I had a very very horrible, mad stepmother. She was really very unpleasant to me and to my father. However, she was a public figure and quite capable of pretending to be nice in public. I have had to read articles and listen to copious people talk about how wonderful she was. I know the truth, some other people know. But - I wouldn't go public with what I know, because I know people who felt positively about her, wouldn't listen to me, they would find some way of looking at the situation that made me the bad guy and preserved her reputation.

Instead, I know that she knew what she was like and that deep down, she wasn't happy with herself. That is what you have to focus on - he knows he has a daughter and someday, he will regret being so shit. And it is better for your daughter to not have a half-arsed forced relationship with him right now, it really is. Better for her not to have him in her life if he doesn't want to be in it.

openemails · 11/07/2023 21:13

@Carouselfish thanks for your view. Sorry you had that experience. I do often think it must cut him up to know what he’s done and is doing but then I read something like that and second guess myself. When will he regret this? He’s not a young man, I was 42 when I had DD and he was older. I want him to suffer with what he’s done to our beautiful girl, who has started to ask if she has a dad. It makes me so so angry.

OP posts:
PattyDuckface · 11/07/2023 21:15

I don't know about all this "crazy ex" stuff. If I read a genuine polite call-out of some deadbeat Dad it would make me think, yeah - what a hypocrite. It's highly unlikely I would think anything bad of the Mother.

Just tell the truth politely and move on.

MaxwellCat · 11/07/2023 21:18

PattyDuckface · 11/07/2023 21:15

I don't know about all this "crazy ex" stuff. If I read a genuine polite call-out of some deadbeat Dad it would make me think, yeah - what a hypocrite. It's highly unlikely I would think anything bad of the Mother.

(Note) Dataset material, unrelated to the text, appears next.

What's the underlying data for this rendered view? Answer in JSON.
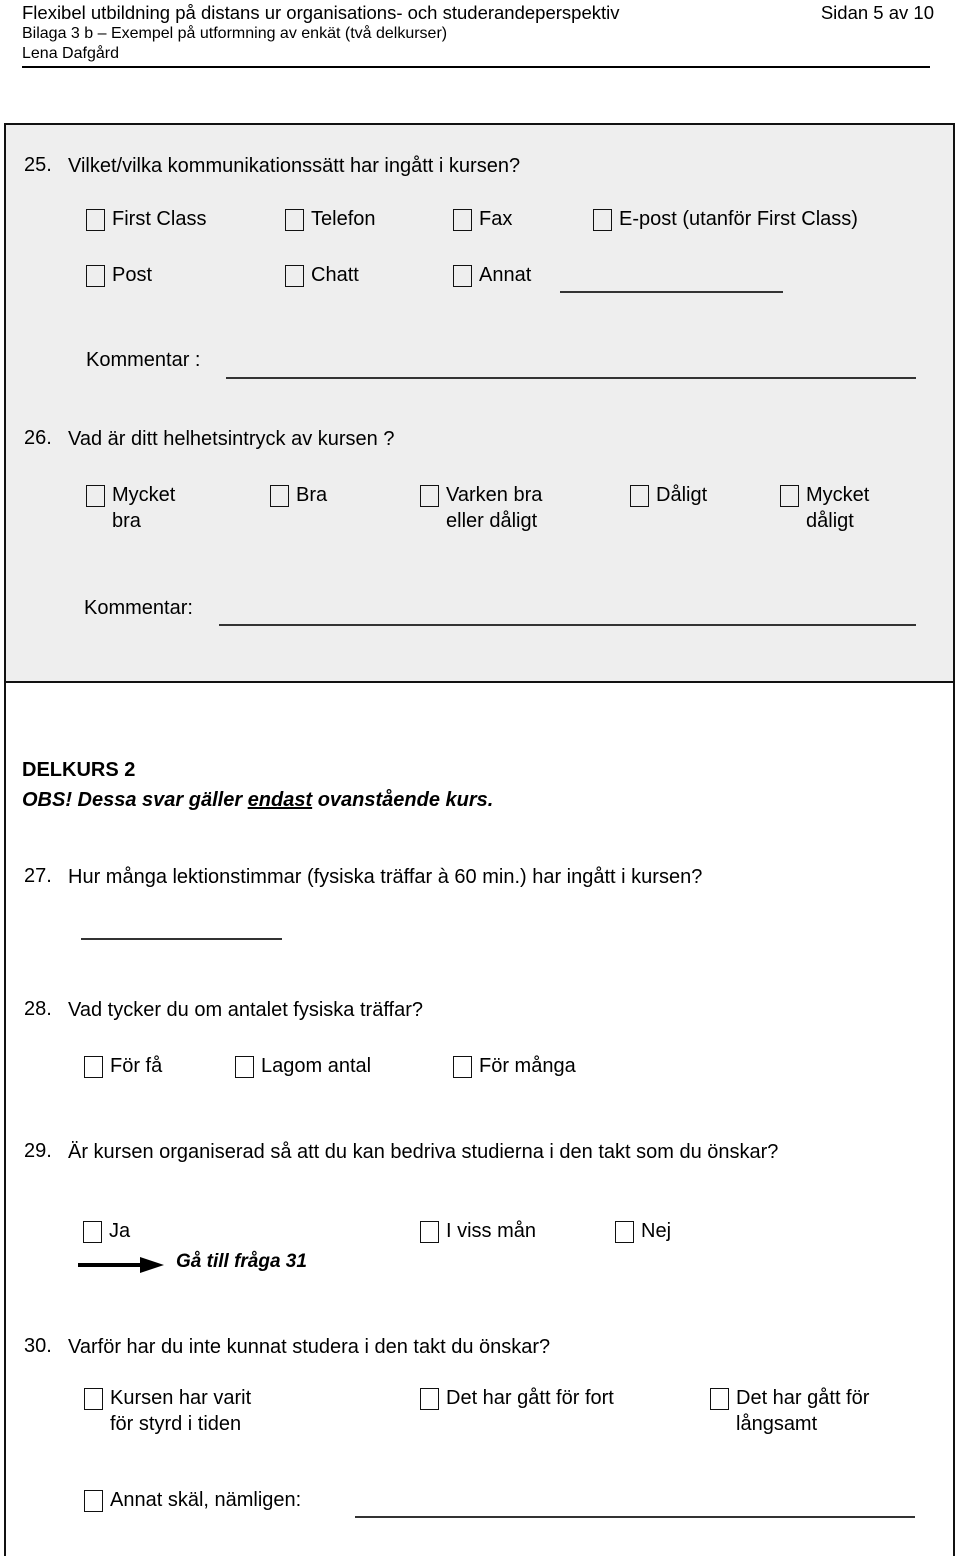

Just tell the truth politely and move on.

Because people that don't know him will be on his side? I have children with my ex and he doesn't see them we have 4 actually he still has loads of friends i don't know why people think their friends will care dead beat dads usually hang around with similar people

Anaemiafog · 11/07/2023 21:21

openemails · 11/07/2023 21:10

@OhcantthInkofaname how would you do this? Just a simple message saying if anyone can encourage him to do the right thing it would be appreciated for DD’s sake?

Why would you invite him into your child's life?

openemails · 11/07/2023 21:22

@Anaemiafog He shouldn’t leave her wondering where her dad is. I don’t expect my message to make a difference but why should she be a secret

OP posts:
hopsalong · 11/07/2023 21:25

How long were you in a relationship with him?

Why did it end?

Is he 100% sure he is DD's father? (Not, are you sure, but does he know -- eg have you done a paternity test?)

openemails · 11/07/2023 21:28

@hopsalong we were in a long term relationship. He knows he’s the father and was at the birth! Sadly we lived away from his close friends (he only has a few and not very sociable), so he was able to hide the pregnancy and I believe the one friend who did know was later told dd wasn’t his!